Self-assignment and the Rule of Zero

The other day on Slack, someone posted a minimal unique_ptr and asked for code review. Its move-assignment operator looked something like this:

template<class T>
struct UniquePtr {
    T *ptr_;

    UniquePtr& operator=(UniquePtr&& rhs) noexcept {
        delete ptr_;
        ptr_ = std::exchange(rhs.ptr_, nullptr);
        return *this;
    }
};

Daniel Frey pointed out that this assignment operator is not safe with respect to self-move-assignment.

UniquePtr<int> p = MakeUnique<int>(42);
p = std::move(p);

We delete the controlled pointer, and then replace it with nullptr, and then replace it with the result of std::exchange (which is the original pointer). Result: p now controls a pointer to deleted memory.


Furthermore, Daniel pointed out, that assignment operator is not safe even with respect to “assignment from a sub-part of self’s controlled object”!

struct Widget {
    UniquePtr<Widget> m;
};

UniquePtr<Widget> p = MakeUnique<Widget>();  // A
p->m = MakeUnique<Widget>();  // B
p = std::move(p->m);  // C

On line C, we take an rvalue reference to p->m, and then call UniquePtr::operator=. We delete p.ptr_, which destroys the Widget controlled by p.ptr_. Our rvalue reference to p->m is now a dangling reference. Now we exchange nullptr with garbage loaded from that dangling reference (corrupting our heap with that write!), and assign the garbage to p.ptr_.
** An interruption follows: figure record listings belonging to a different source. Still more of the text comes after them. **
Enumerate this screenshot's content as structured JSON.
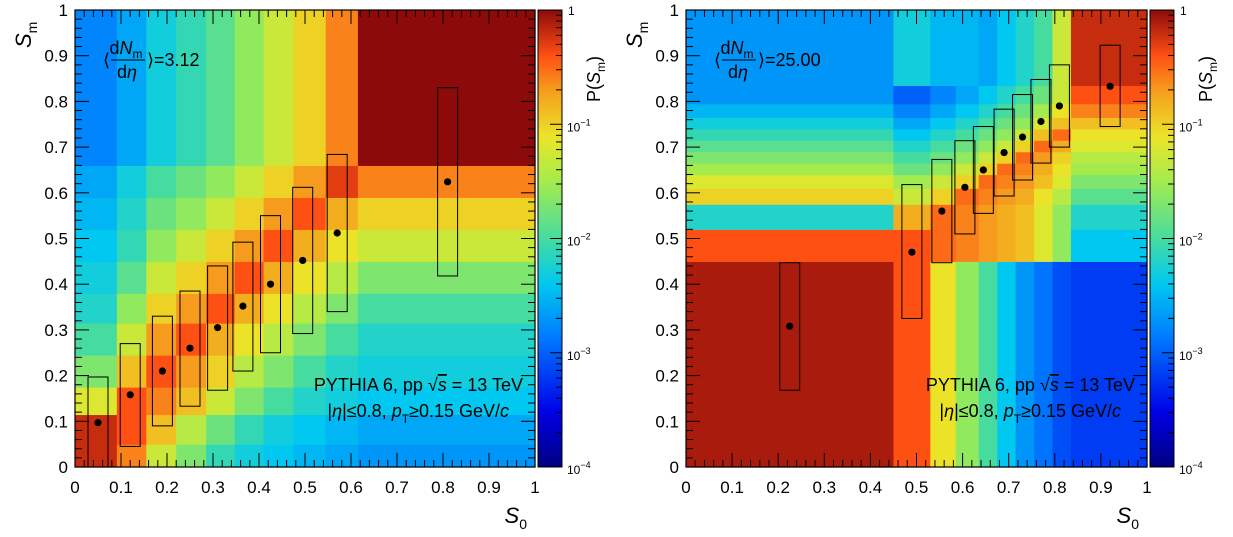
{
  "chart_data": [
    {
      "type": "heatmap",
      "xlabel": "S0",
      "ylabel": "Sm",
      "xlim": [
        0,
        1
      ],
      "ylim": [
        0,
        1
      ],
      "x_ticks": [
        "0",
        "0.1",
        "0.2",
        "0.3",
        "0.4",
        "0.5",
        "0.6",
        "0.7",
        "0.8",
        "0.9",
        "1"
      ],
      "y_ticks": [
        "0",
        "0.1",
        "0.2",
        "0.3",
        "0.4",
        "0.5",
        "0.6",
        "0.7",
        "0.8",
        "0.9",
        "1"
      ],
      "colorbar": {
        "label": "P(Sm)",
        "scale": "log",
        "range": [
          0.0001,
          1
        ],
        "ticks": [
          "1",
          "10^-1",
          "10^-2",
          "10^-3",
          "10^-4"
        ]
      },
      "multiplicity_label": "⟨dNm/dη⟩=3.12",
      "text_line1": "PYTHIA 6, pp √s = 13 TeV",
      "text_line2": "|η|≤0.8, pT≥0.15 GeV/c",
      "x_bins": [
        0,
        0.091,
        0.155,
        0.22,
        0.285,
        0.347,
        0.41,
        0.475,
        0.545,
        0.615,
        1.0
      ],
      "y_bins": [
        0,
        0.05,
        0.115,
        0.175,
        0.245,
        0.315,
        0.38,
        0.45,
        0.52,
        0.59,
        0.66,
        1.0
      ],
      "z_log10": [
        [
          -0.2,
          -0.6,
          -1.3,
          -1.7,
          -2.1,
          -2.3,
          -2.4,
          -2.5,
          -2.6,
          -2.7
        ],
        [
          -0.2,
          -0.4,
          -0.9,
          -1.4,
          -1.8,
          -2.1,
          -2.3,
          -2.4,
          -2.5,
          -2.6
        ],
        [
          -1.2,
          -0.4,
          -0.6,
          -0.9,
          -1.3,
          -1.7,
          -2.0,
          -2.2,
          -2.3,
          -2.4
        ],
        [
          -1.7,
          -0.9,
          -0.4,
          -0.7,
          -1.0,
          -1.4,
          -1.7,
          -2.0,
          -2.2,
          -2.3
        ],
        [
          -2.0,
          -1.3,
          -0.7,
          -0.4,
          -0.8,
          -1.1,
          -1.4,
          -1.7,
          -2.0,
          -2.2
        ],
        [
          -2.2,
          -1.6,
          -1.0,
          -0.7,
          -0.4,
          -0.8,
          -1.1,
          -1.4,
          -1.7,
          -2.0
        ],
        [
          -2.3,
          -1.9,
          -1.3,
          -1.0,
          -0.7,
          -0.4,
          -0.8,
          -1.1,
          -1.4,
          -1.7
        ],
        [
          -2.4,
          -2.1,
          -1.6,
          -1.3,
          -1.0,
          -0.7,
          -0.4,
          -0.8,
          -1.1,
          -1.3
        ],
        [
          -2.5,
          -2.2,
          -1.8,
          -1.6,
          -1.3,
          -1.0,
          -0.7,
          -0.4,
          -0.8,
          -1.0
        ],
        [
          -2.6,
          -2.3,
          -2.0,
          -1.8,
          -1.6,
          -1.3,
          -1.0,
          -0.7,
          -0.3,
          -0.6
        ],
        [
          -2.8,
          -2.6,
          -2.3,
          -2.1,
          -1.9,
          -1.6,
          -1.3,
          -1.0,
          -0.6,
          0.0
        ]
      ],
      "points": [
        {
          "x": 0.05,
          "y": 0.097,
          "lo": 0.0,
          "hi": 0.197
        },
        {
          "x": 0.12,
          "y": 0.158,
          "lo": 0.045,
          "hi": 0.27
        },
        {
          "x": 0.19,
          "y": 0.21,
          "lo": 0.09,
          "hi": 0.33
        },
        {
          "x": 0.25,
          "y": 0.26,
          "lo": 0.133,
          "hi": 0.385
        },
        {
          "x": 0.31,
          "y": 0.305,
          "lo": 0.168,
          "hi": 0.44
        },
        {
          "x": 0.365,
          "y": 0.352,
          "lo": 0.21,
          "hi": 0.492
        },
        {
          "x": 0.425,
          "y": 0.4,
          "lo": 0.25,
          "hi": 0.55
        },
        {
          "x": 0.495,
          "y": 0.452,
          "lo": 0.292,
          "hi": 0.612
        },
        {
          "x": 0.57,
          "y": 0.512,
          "lo": 0.34,
          "hi": 0.684
        },
        {
          "x": 0.81,
          "y": 0.624,
          "lo": 0.418,
          "hi": 0.83
        }
      ]
    },
    {
      "type": "heatmap",
      "xlabel": "S0",
      "ylabel": "Sm",
      "xlim": [
        0,
        1
      ],
      "ylim": [
        0,
        1
      ],
      "x_ticks": [
        "0",
        "0.1",
        "0.2",
        "0.3",
        "0.4",
        "0.5",
        "0.6",
        "0.7",
        "0.8",
        "0.9",
        "1"
      ],
      "y_ticks": [
        "0",
        "0.1",
        "0.2",
        "0.3",
        "0.4",
        "0.5",
        "0.6",
        "0.7",
        "0.8",
        "0.9",
        "1"
      ],
      "colorbar": {
        "label": "P(Sm)",
        "scale": "log",
        "range": [
          0.0001,
          1
        ],
        "ticks": [
          "1",
          "10^-1",
          "10^-2",
          "10^-3",
          "10^-4"
        ]
      },
      "multiplicity_label": "⟨dNm/dη⟩=25.00",
      "text_line1": "PYTHIA 6, pp √s = 13 TeV",
      "text_line2": "|η|≤0.8, pT≥0.15 GeV/c",
      "x_bins": [
        0,
        0.45,
        0.53,
        0.585,
        0.635,
        0.675,
        0.715,
        0.755,
        0.795,
        0.835,
        1.0
      ],
      "y_bins": [
        0,
        0.45,
        0.52,
        0.575,
        0.61,
        0.64,
        0.665,
        0.69,
        0.715,
        0.74,
        0.765,
        0.795,
        0.835,
        1.0
      ],
      "z_log10": [
        [
          -0.1,
          -0.4,
          -1.1,
          -1.6,
          -2.0,
          -2.4,
          -2.7,
          -2.9,
          -3.1,
          -3.2
        ],
        [
          -0.4,
          -0.4,
          -0.5,
          -0.6,
          -0.7,
          -0.8,
          -0.9,
          -1.2,
          -1.6,
          -2.4
        ],
        [
          -2.2,
          -0.8,
          -0.5,
          -0.6,
          -0.7,
          -0.8,
          -0.9,
          -1.2,
          -1.6,
          -2.2
        ],
        [
          -1.0,
          -1.3,
          -1.0,
          -0.5,
          -0.6,
          -0.7,
          -0.8,
          -1.1,
          -1.4,
          -1.9
        ],
        [
          -1.2,
          -1.5,
          -1.3,
          -1.0,
          -0.5,
          -0.6,
          -0.7,
          -0.9,
          -1.2,
          -1.7
        ],
        [
          -1.5,
          -1.8,
          -1.6,
          -1.3,
          -1.0,
          -0.5,
          -0.6,
          -0.8,
          -1.1,
          -1.5
        ],
        [
          -1.7,
          -2.0,
          -1.8,
          -1.6,
          -1.3,
          -1.0,
          -0.5,
          -0.7,
          -1.0,
          -1.4
        ],
        [
          -1.9,
          -2.2,
          -2.0,
          -1.8,
          -1.6,
          -1.3,
          -1.0,
          -0.5,
          -0.8,
          -1.2
        ],
        [
          -2.1,
          -2.4,
          -2.2,
          -2.0,
          -1.8,
          -1.6,
          -1.3,
          -0.9,
          -0.5,
          -1.1
        ],
        [
          -2.3,
          -2.6,
          -2.4,
          -2.2,
          -2.0,
          -1.8,
          -1.6,
          -1.2,
          -0.9,
          -0.9
        ],
        [
          -2.5,
          -2.8,
          -2.6,
          -2.4,
          -2.2,
          -2.0,
          -1.8,
          -1.5,
          -1.1,
          -0.6
        ],
        [
          -2.7,
          -3.0,
          -2.8,
          -2.6,
          -2.4,
          -2.2,
          -2.0,
          -1.8,
          -1.3,
          -0.4
        ],
        [
          -2.7,
          -2.3,
          -2.5,
          -2.5,
          -2.6,
          -2.4,
          -2.2,
          -2.0,
          -1.3,
          -0.2
        ]
      ],
      "points": [
        {
          "x": 0.225,
          "y": 0.308,
          "lo": 0.168,
          "hi": 0.447
        },
        {
          "x": 0.49,
          "y": 0.47,
          "lo": 0.325,
          "hi": 0.618
        },
        {
          "x": 0.555,
          "y": 0.56,
          "lo": 0.447,
          "hi": 0.673
        },
        {
          "x": 0.605,
          "y": 0.612,
          "lo": 0.51,
          "hi": 0.714
        },
        {
          "x": 0.645,
          "y": 0.65,
          "lo": 0.555,
          "hi": 0.745
        },
        {
          "x": 0.69,
          "y": 0.688,
          "lo": 0.593,
          "hi": 0.783
        },
        {
          "x": 0.73,
          "y": 0.722,
          "lo": 0.628,
          "hi": 0.815
        },
        {
          "x": 0.77,
          "y": 0.756,
          "lo": 0.665,
          "hi": 0.848
        },
        {
          "x": 0.81,
          "y": 0.79,
          "lo": 0.7,
          "hi": 0.88
        },
        {
          "x": 0.92,
          "y": 0.833,
          "lo": 0.745,
          "hi": 0.923
        }
      ]
    }
  ]
}
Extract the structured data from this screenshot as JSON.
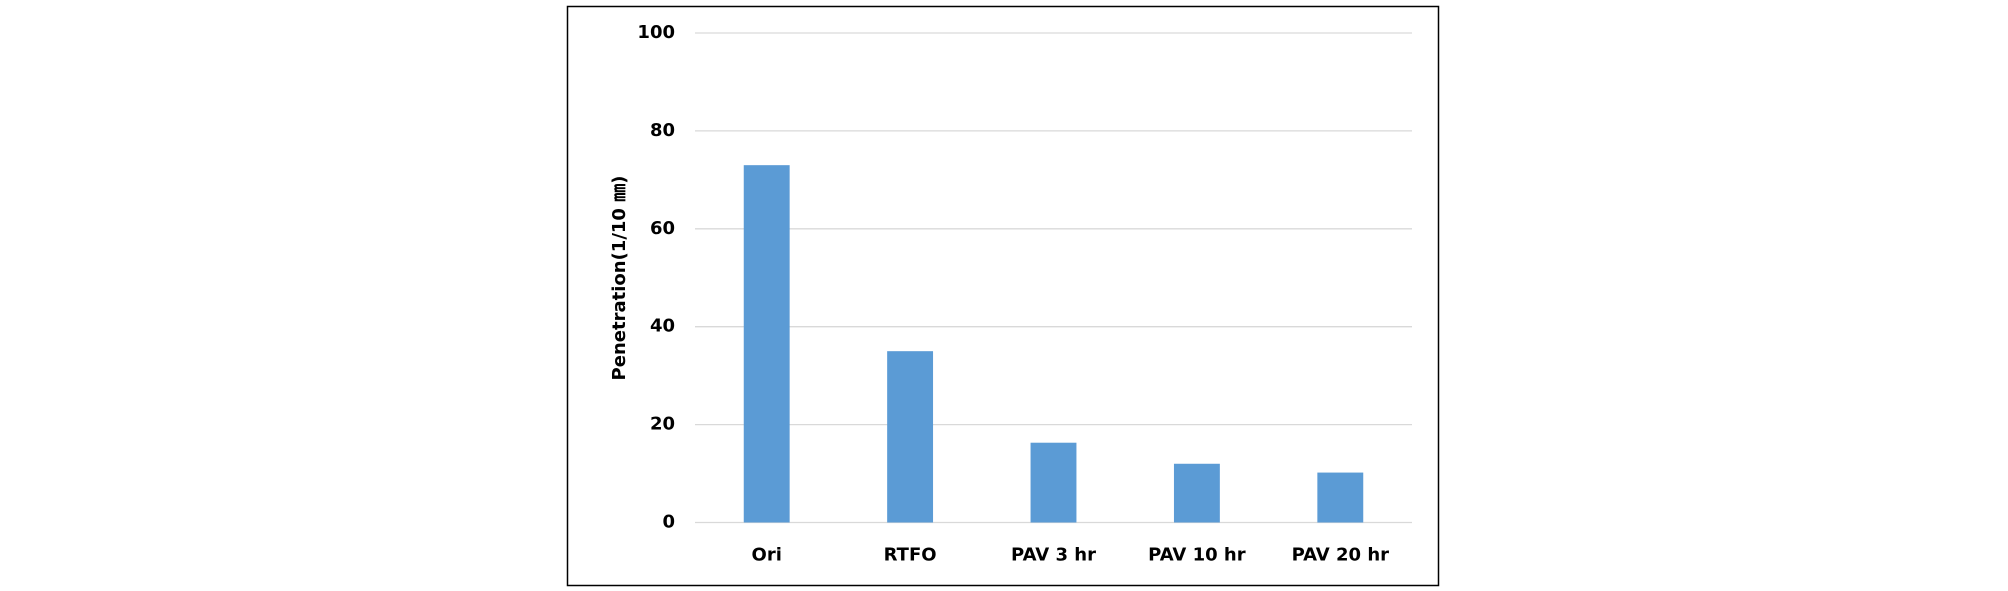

Furthermore, we can run into this pitfall with any assignment operator which is not implemented via copy-and-swap. The following Rule-of-Zero code (Godbolt) has undefined behavior:

struct B {
    std::unique_ptr<B> m = nullptr;
    int i = 42;
};
int main() {
    B b;
    b.m = std::make_unique<B>();  // D
    b = std::move(*b.m);  // E
    return b.i;
}

On line E, we call the implicitly defaulted B::operator=(B&&). Being defaulted, it performs memberwise move-assignment ([class.copy.assign]/12). The first member to be move-assigned is m. Move-assigning from (*b.m).m into b.m causes the deletion of the heap object allocated on line D. Our rvalue reference to (*b.m) is now a dangling reference. Now the defaulted move-assignment operator move-assigns member i — from a dangling reference! So b.i gets overwritten with garbage loaded from a deallocated part of the heap. In the Godbolt example, I simulate a common malloc behavior and overwrite deallocated blocks with 0xAA, which means that b.i receives 0xAAAAAAAA (and so main returns 0xAA or 170) instead of the expected 42.

This isn’t even a problem unique to move-assignment. The same thing would happen with copy-assignment of a B with a shared_ptr member (Godbolt). The problem is not fixable by library vendors — there’s no flaw in the implementation of the smart pointers’ assignment operators. The problem is with the defaulted implementation of B’s assignment operator!


Does this mean you should stop using the Rule of Zero entirely? Definitely not! The Rule of Zero is great.

But if you’re in a domain where you expect your client frequently to assign between different parts of a nested data structure — Daniel gives taocpp/json as an example — then you ought to be very cautious any time you’re relying on the compiler to generate operator= for you. (Or any other function that frees resources.)

The ultimate answer here, IMO, is that the compiler ought to have some way to auto-generate swap functions for us, and then all defaulted operator=s should be re-specified to generate the copy-and-swap idiom instead of memberwise assignment. (Of course the as-if rule would still apply.) I don’t think there’s any chance of getting that in Standard C++, but it would be a pretty neat experiment in non-standardness.